PWNU Jawa Tengah Luncurkan Batik Khas NU


SEMARANG - Pengurus Wilayah Lembaga Perekonomian Nahdlatul Ulama (LPNU) Jawa Tengah meluncurkan batik NU khas provinsi setempat. Batik berwarna hijau kombinasi dengan motif ala Jateng ini didesain dengan mempertimbangkan makna serta filosofinya.

Peluncuran ditandai dengan pengibasan kain batik oleh Ketua Pengurus Wilayah NU (PWNU) Jateng Abu Hafsin dalam rangkaian acara halaqah regional bertema “Peran NU dalam Mengawal Implementasi UU Desa” di Semarang, Sabtu (15/11).

"Berdasarkan rapat pleno tanfidziyah dan syuriah PWNU, batik ini sudah dipatenkan sebagai batik resmi NU Jateng dan akan dipakai di setiap acara NU pada semua tingkatan," kata Ketua LPNU Adi Setiawan.

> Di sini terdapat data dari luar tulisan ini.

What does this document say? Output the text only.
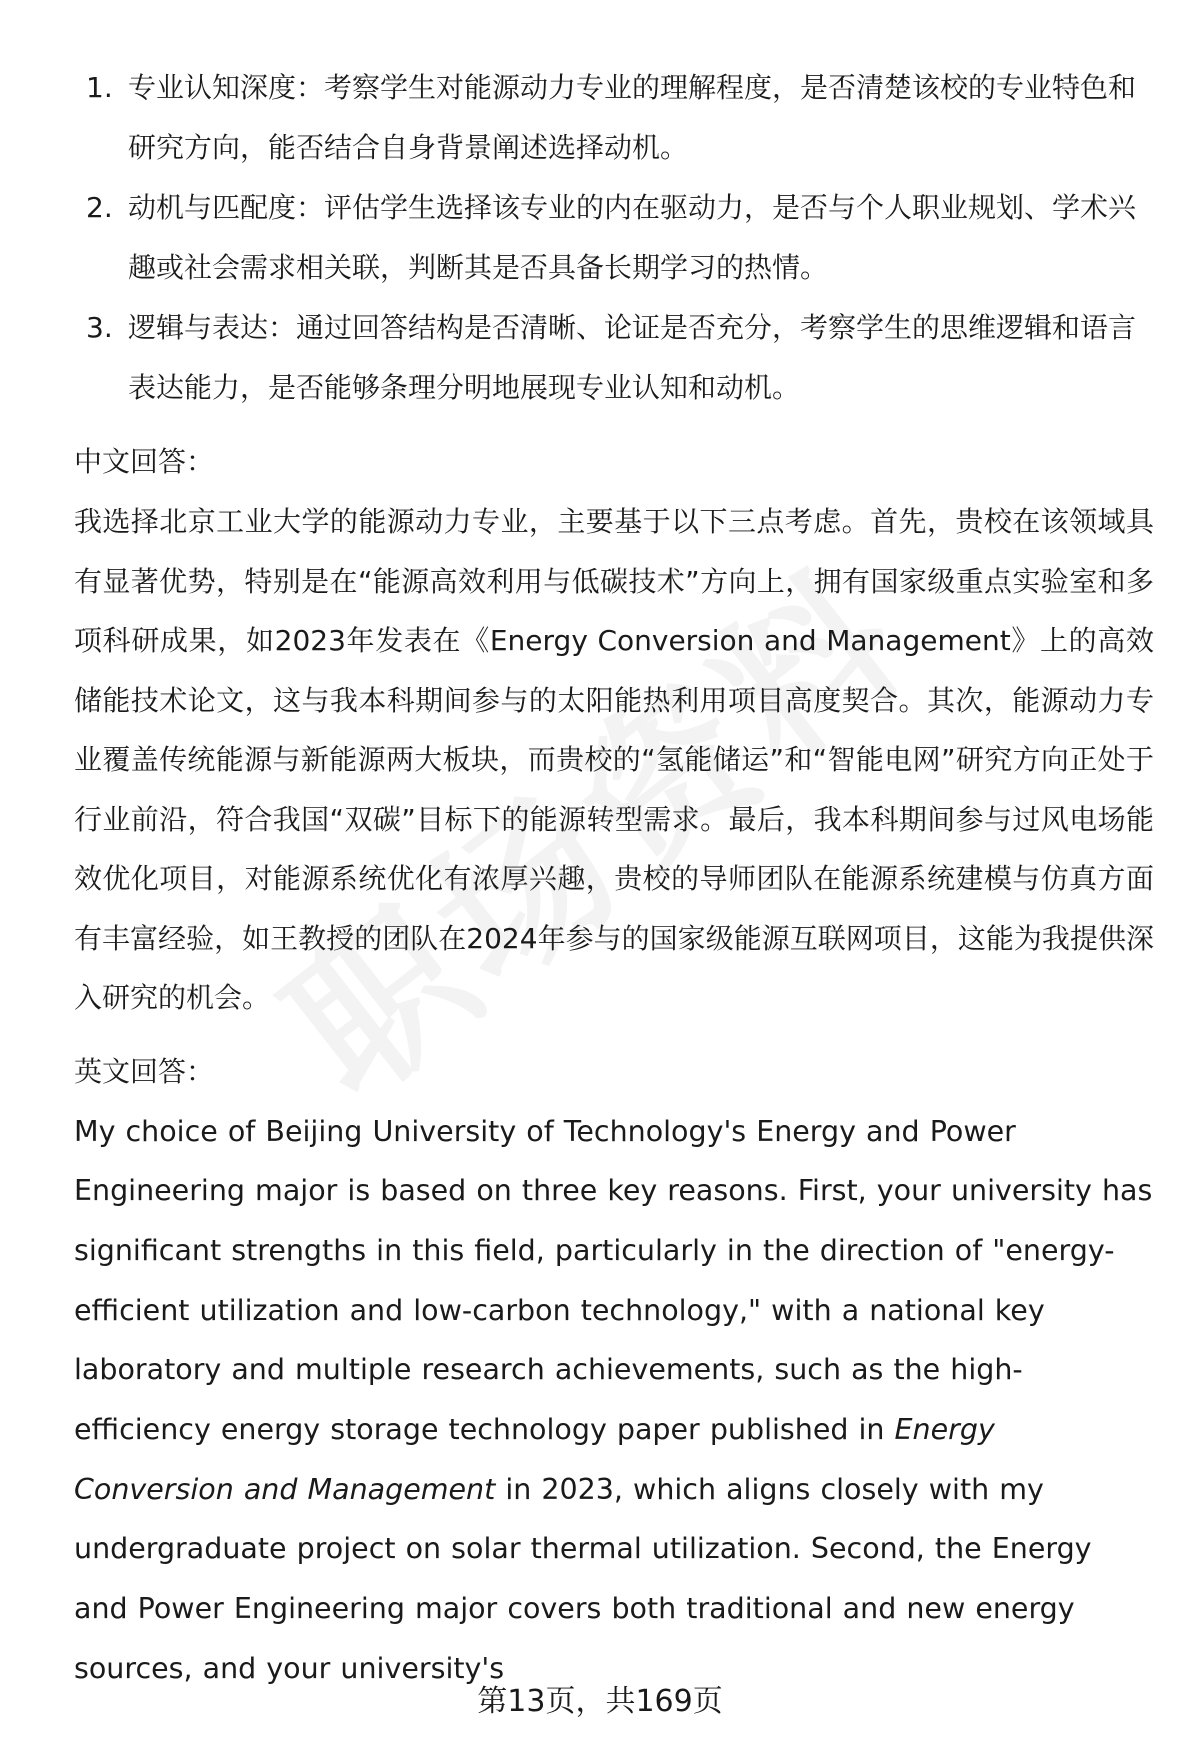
1. 专业认知深度：考察学生对能源动力专业的理解程度，是否清楚该校的专业特色和研究方向，能否结合自身背景阐述选择动机。
2. 动机与匹配度：评估学生选择该专业的内在驱动力，是否与个人职业规划、学术兴趣或社会需求相关联，判断其是否具备长期学习的热情。
3. 逻辑与表达：通过回答结构是否清晰、论证是否充分，考察学生的思维逻辑和语言表达能力，是否能够条理分明地展现专业认知和动机。
中文回答：

我选择北京工业大学的能源动力专业，主要基于以下三点考虑。首先，贵校在该领域具有显著优势，特别是在“能源高效利用与低碳技术”方向上，拥有国家级重点实验室和多项科研成果，如2023年发表在《Energy Conversion and Management》上的高效储能技术论文，这与我本科期间参与的太阳能热利用项目高度契合。其次，能源动力专业覆盖传统能源与新能源两大板块，而贵校的“氢能储运”和“智能电网”研究方向正处于行业前沿，符合我国“双碳”目标下的能源转型需求。最后，我本科期间参与过风电场能效优化项目，对能源系统优化有浓厚兴趣，贵校的导师团队在能源系统建模与仿真方面有丰富经验，如王教授的团队在2024年参与的国家级能源互联网项目，这能为我提供深入研究的机会。

英文回答：

My choice of Beijing University of Technology's Energy and Power Engineering major is based on three key reasons. First, your university has significant strengths in this field, particularly in the direction of "energy-efficient utilization and low-carbon technology," with a national key laboratory and multiple research achievements, such as the high-efficiency energy storage technology paper published in Energy Conversion and Management in 2023, which aligns closely with my undergraduate project on solar thermal utilization. Second, the Energy and Power Engineering major covers both traditional and new energy sources, and your university's

第13页，共169页
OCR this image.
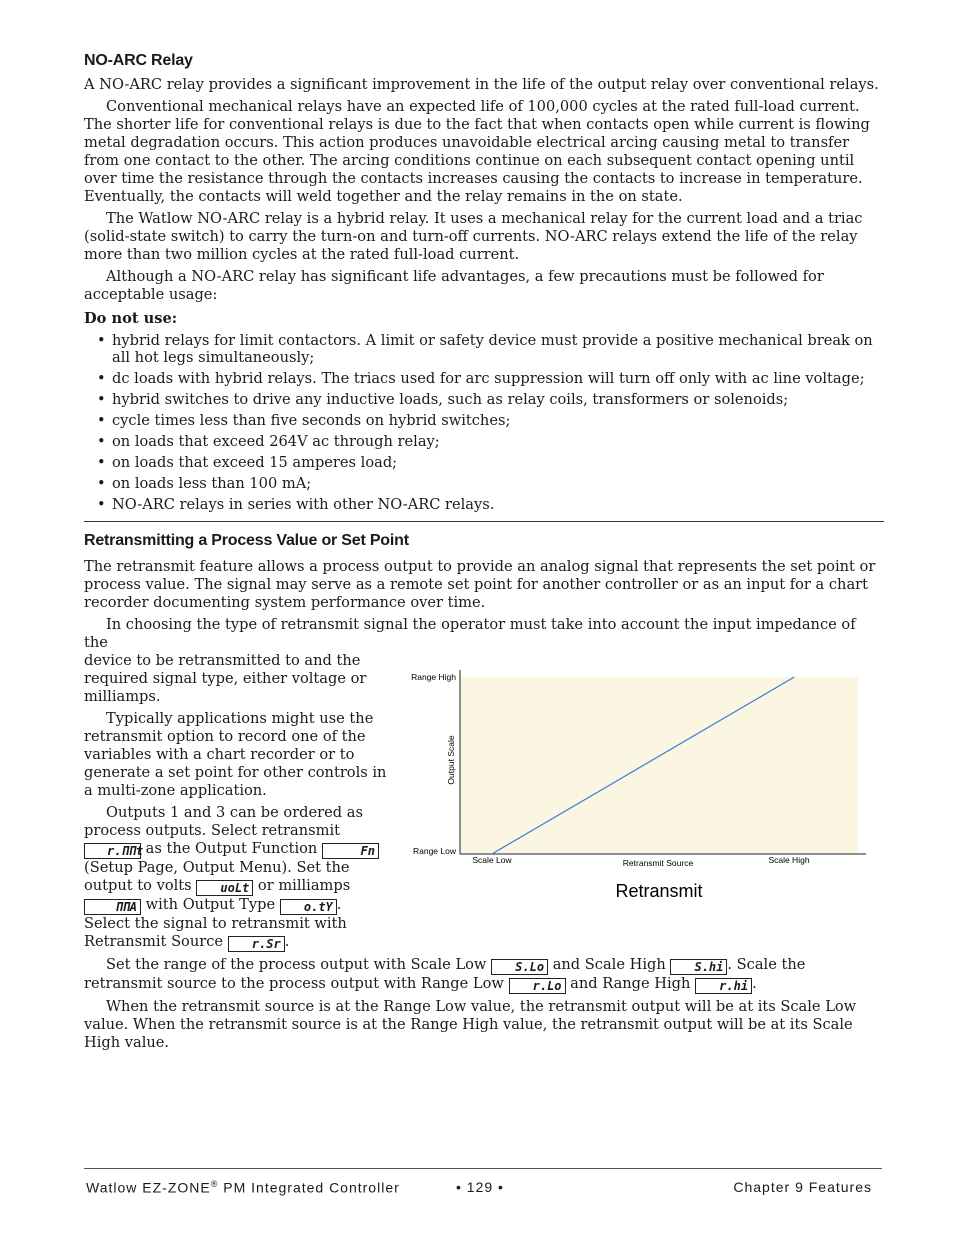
NO-ARC Relay

A NO-ARC relay provides a significant improvement in the life of the output relay over conventional relays.

Conventional mechanical relays have an expected life of 100,000 cycles at the rated full-load current. The shorter life for conventional relays is due to the fact that when contacts open while current is flowing metal degradation occurs. This action produces unavoidable electrical arcing causing metal to transfer from one contact to the other. The arcing conditions continue on each subsequent contact opening until over time the resistance through the contacts increases causing the contacts to increase in temperature. Eventually, the contacts will weld together and the relay remains in the on state.

The Watlow NO-ARC relay is a hybrid relay. It uses a mechanical relay for the current load and a triac (solid-state switch) to carry the turn-on and turn-off currents. NO-ARC relays extend the life of the relay more than two million cycles at the rated full-load current.

Although a NO-ARC relay has significant life advantages, a few precautions must be followed for acceptable usage:

Do not use:

• hybrid relays for limit contactors. A limit or safety device must provide a positive mechanical break on all hot legs simultaneously;
• dc loads with hybrid relays. The triacs used for arc suppression will turn off only with ac line voltage;
• hybrid switches to drive any inductive loads, such as relay coils, transformers or solenoids;
• cycle times less than five seconds on hybrid switches;
• on loads that exceed 264V ac through relay;
• on loads that exceed 15 amperes load;
• on loads less than 100 mA;
• NO-ARC relays in series with other NO-ARC relays.
Retransmitting a Process Value or Set Point

The retransmit feature allows a process output to provide an analog signal that represents the set point or process value. The signal may serve as a remote set point for another controller or as an input for a chart recorder documenting system performance over time.

In choosing the type of retransmit signal the operator must take into account the input impedance of the

device to be retransmitted to and the required signal type, either voltage or milliamps.

Typically applications might use the retransmit option to record one of the variables with a chart recorder or to generate a set point for other controls in a multi-zone application.

Outputs 1 and 3 can be ordered as process outputs. Select retransmit r.ΠΠt as the Output Function	Fn (Setup Page, Output Menu). Set the output to volts uoLt or milliamps ΠΠA with Output Type o.tY . Select the signal to retransmit with Retransmit Source r.Sr .

Set the range of the process output with Scale Low S.Lo and Scale High S.hi . Scale the retransmit source to the process output with Range Low r.Lo and Range High r.hi .

When the retransmit source is at the Range Low value, the retransmit output will be at its Scale Low value. When the retransmit source is at the Range High value, the retransmit output will be at its Scale High value.

Range High
Range Low
Output Scale
Scale Low	Scale High
Retransmit Source
Retransmit
Watlow EZ-ZONE® PM Integrated Controller	• 129 •	Chapter 9 Features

Gagasan memproduksi batik NU, imbuh dia, dilandasi oleh banyaknya pengurus NU di daerah yang membuat desain batik sendiri tanpa makna yang jelas. Kader LPNU pun lalu membuat kreasi baru dengan menonjolkan makna tersebut.

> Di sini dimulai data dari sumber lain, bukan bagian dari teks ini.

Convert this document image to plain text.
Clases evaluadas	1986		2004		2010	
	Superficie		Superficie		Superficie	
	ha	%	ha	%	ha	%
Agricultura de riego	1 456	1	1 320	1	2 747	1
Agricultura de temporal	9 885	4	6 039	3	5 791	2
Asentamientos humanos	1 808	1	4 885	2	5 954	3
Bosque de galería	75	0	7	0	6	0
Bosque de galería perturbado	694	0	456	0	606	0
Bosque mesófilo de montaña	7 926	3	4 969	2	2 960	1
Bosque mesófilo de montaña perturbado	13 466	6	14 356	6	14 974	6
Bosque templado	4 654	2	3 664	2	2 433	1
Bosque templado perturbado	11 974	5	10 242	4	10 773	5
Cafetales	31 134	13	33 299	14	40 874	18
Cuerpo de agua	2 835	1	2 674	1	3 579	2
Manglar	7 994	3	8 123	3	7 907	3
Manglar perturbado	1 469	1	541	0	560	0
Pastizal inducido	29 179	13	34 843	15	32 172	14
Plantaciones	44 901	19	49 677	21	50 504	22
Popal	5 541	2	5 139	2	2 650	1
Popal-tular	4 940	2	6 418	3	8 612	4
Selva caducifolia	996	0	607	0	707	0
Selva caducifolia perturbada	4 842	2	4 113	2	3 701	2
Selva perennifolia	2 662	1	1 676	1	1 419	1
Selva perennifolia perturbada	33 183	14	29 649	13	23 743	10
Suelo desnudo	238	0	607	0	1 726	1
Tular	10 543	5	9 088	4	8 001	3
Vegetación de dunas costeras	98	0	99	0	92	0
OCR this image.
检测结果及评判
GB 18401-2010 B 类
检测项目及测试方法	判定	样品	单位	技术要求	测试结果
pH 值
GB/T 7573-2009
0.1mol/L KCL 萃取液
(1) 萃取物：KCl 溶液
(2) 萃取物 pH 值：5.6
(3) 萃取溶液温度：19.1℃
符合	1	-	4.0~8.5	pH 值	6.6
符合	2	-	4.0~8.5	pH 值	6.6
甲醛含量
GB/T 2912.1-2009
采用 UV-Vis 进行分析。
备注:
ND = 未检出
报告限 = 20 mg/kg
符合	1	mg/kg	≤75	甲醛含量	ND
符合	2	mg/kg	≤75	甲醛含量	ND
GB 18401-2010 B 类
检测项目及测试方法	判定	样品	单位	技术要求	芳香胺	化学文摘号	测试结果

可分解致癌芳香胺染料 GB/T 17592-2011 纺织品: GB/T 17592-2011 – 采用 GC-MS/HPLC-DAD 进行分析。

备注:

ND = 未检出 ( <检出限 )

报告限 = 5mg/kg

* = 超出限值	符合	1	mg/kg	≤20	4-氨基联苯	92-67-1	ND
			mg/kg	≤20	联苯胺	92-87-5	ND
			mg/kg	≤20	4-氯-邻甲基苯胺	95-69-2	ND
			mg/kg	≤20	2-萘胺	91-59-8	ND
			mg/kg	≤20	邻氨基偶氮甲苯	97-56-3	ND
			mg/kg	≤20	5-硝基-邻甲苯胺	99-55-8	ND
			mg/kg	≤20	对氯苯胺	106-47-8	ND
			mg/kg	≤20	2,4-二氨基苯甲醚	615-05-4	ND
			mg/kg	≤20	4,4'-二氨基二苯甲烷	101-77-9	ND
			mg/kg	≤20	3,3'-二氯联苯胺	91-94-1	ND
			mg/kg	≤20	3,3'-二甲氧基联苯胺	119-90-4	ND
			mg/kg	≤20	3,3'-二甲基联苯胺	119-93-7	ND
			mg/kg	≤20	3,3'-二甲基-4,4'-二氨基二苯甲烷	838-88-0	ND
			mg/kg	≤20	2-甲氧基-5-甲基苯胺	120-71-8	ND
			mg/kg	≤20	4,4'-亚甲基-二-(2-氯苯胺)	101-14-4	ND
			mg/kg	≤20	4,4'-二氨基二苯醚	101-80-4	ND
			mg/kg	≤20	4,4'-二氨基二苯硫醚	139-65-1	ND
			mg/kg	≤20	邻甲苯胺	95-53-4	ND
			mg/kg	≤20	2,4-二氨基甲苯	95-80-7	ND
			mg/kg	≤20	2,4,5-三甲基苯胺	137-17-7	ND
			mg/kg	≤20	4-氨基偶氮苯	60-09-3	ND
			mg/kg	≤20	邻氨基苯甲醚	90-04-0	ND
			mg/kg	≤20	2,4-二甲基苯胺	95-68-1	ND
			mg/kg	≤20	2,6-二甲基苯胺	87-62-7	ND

Ia mengatakan batik NU ini berwarna hijau kombinasi dengan ciri khasnya terlihat pada motif  yang terdiri dari 9 gambar khas Jateng. Antara lain, siluet terompah Nabi, gunungan, logo resmi  NU, motif parang, motif kawung, motif sotong-sotongan, rujak beling, mustaka masjid, motif udan liris, dan motif ukel.

Dijelaskan Adi, Siluet terompah nabi bermakna sebagai karomah Nabi yang akan membawa kebaikan bagi yang mengenakannya. Motif gunungan adalah gunungan dalam cerita pewayangan yang mempunyai arti kehidupan dan alam ujungnya. Motif Parang melambangkan keagungan dan kredibilitas.

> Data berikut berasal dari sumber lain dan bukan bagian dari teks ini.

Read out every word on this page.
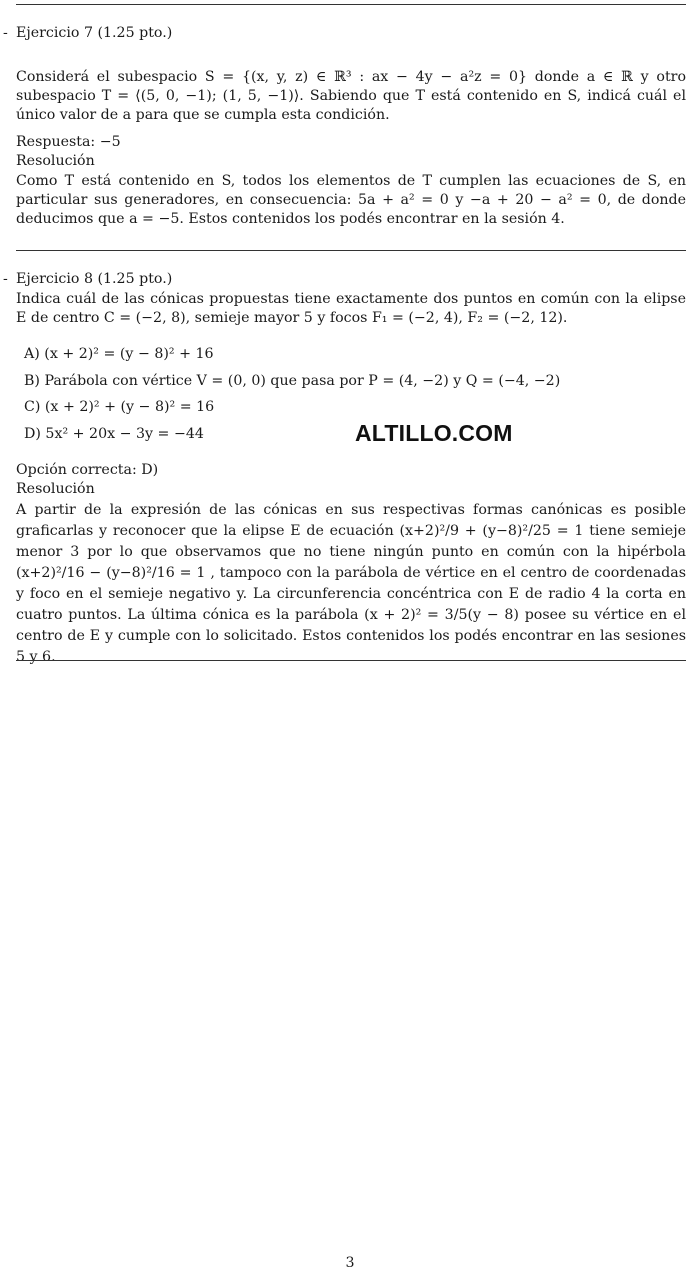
- Ejercicio 7 (1.25 pto.)
Considerá el subespacio S = {(x, y, z) ∈ ℝ³ : ax − 4y − a²z = 0} donde a ∈ ℝ y otro subespacio T = ⟨(5, 0, −1); (1, 5, −1)⟩. Sabiendo que T está contenido en S, indicá cuál el único valor de a para que se cumpla esta condición.
Respuesta: −5
Resolución
Como T está contenido en S, todos los elementos de T cumplen las ecuaciones de S, en particular sus generadores, en consecuencia: 5a + a² = 0 y −a + 20 − a² = 0, de donde deducimos que a = −5. Estos contenidos los podés encontrar en la sesión 4.
- Ejercicio 8 (1.25 pto.)
Indica cuál de las cónicas propuestas tiene exactamente dos puntos en común con la elipse E de centro C = (−2, 8), semieje mayor 5 y focos F₁ = (−2, 4), F₂ = (−2, 12).
A) (x + 2)² = (y − 8)² + 16
B) Parábola con vértice V = (0, 0) que pasa por P = (4, −2) y Q = (−4, −2)
C) (x + 2)² + (y − 8)² = 16
D) 5x² + 20x − 3y = −44	ALTILLO.COM
Opción correcta: D)
Resolución
A partir de la expresión de las cónicas en sus respectivas formas canónicas es posible graficarlas y reconocer que la elipse E de ecuación (x+2)²/9 + (y−8)²/25 = 1 tiene semieje menor 3 por lo que observamos que no tiene ningún punto en común con la hipérbola (x+2)²/16 − (y−8)²/16 = 1 , tampoco con la parábola de vértice en el centro de coordenadas y foco en el semieje negativo y. La circunferencia concéntrica con E de radio 4 la corta en cuatro puntos. La última cónica es la parábola (x + 2)² = 3/5(y − 8) posee su vértice en el centro de E y cumple con lo solicitado. Estos contenidos los podés encontrar en las sesiones 5 y 6.
3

Motif kawung, lanjutnya, melambangkan kolang kaling yang berarti hasil dari usaha dan perjuangan. Motif sotong bermakna kekuatan amar ma'ruf nahi mungkar. Sedangkan Mustaka masjid menunjukkan ilustrasi masjid yang berfungsi sebagai tempat ibadah juga sebagai sarana sosial dan edukasi yang menampung embrio komunitas muslim.

"Sedangkan motif udan liris melambangkan kedamaian, keteguhan, berkah, tentram. Terakhir motif ukel digambarkan dengan tanaman merambat mengartikan kehidupan yang bertumbuh dan berkembang," terang Adi.

Menurut Ketua LPNU Adi Setiawan, batik tersebut menjadi batik resmi NU Jawa Tengah sekaligus produk dari LPNU yang akan dipasarkan ke daerah-daerah se Jawa Tengah. Setelah diluncurkan, PW LPNU Jateng mendistribusikan batik tersebut kepada 35 pengurus cabang LPNU yang hadir untuk dipasarkan. Satu potong kain batik dipasarkan dengan bandrol harga Rp 80.000.

Dalam acara yang dihadiri Gubernur Jateng Ganjar Pranowo dan Rais syuriyah dan Ketua Tanfidziyah PCNU se-Jateng itu, diluncurkan juga website resmi PWNU Jateng yang berlamatnujateng.com.